Thanks @fehiepsi , that makes sense!
Do you have a recommendation for how to wrap a linear regression model in a plate messenger so that predictive samples can be generated in parallel? In the Bayesian Regression tutorial, it says that
We generate 800 samples from our trained model. Internally, this is done by first generating samples for the unobserved sites in the
guide
, and then running the model forward by conditioning the sites to values sampled from theguide
. Refer to the Model Serving section for insight on how thePredictive
class works.
For my bayesian linear regression model, I’d like to generate 1000 predictive samples from the trained model for each new input example. I’m not sure if serving the model via TorchScript would improve the time it takes to generate these samples. I’ve been trying to follow the recommendations in this forum post: “When parallel=False
, Predictive
has to run your model once per sample, which as you are seeing will be very slow for large numbers of samples.” But I can’t seem to get this working with a simple linear model.

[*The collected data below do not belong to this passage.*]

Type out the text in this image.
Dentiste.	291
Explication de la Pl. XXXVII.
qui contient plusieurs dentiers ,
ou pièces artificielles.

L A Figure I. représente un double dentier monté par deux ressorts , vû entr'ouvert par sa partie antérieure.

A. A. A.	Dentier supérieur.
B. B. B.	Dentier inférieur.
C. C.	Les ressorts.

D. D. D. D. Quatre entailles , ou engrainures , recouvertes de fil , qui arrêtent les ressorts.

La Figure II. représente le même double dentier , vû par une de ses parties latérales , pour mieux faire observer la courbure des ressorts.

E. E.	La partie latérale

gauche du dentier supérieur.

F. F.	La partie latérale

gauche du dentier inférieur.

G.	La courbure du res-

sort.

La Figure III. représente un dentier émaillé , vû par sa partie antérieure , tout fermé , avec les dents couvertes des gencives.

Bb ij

I’m just trying to find an example of how to wrap a linear regression model in an outermost plate
messenger to take advantage of the ‘parallel=True’ functionality in the ‘Predictive’ class. If you have any other suggestions or examples I’d greatly appreciate it. For now, I might just try writing my own linear model (as in the second part of the tutorial) to see if that works with the ‘parallel=True’ functionality.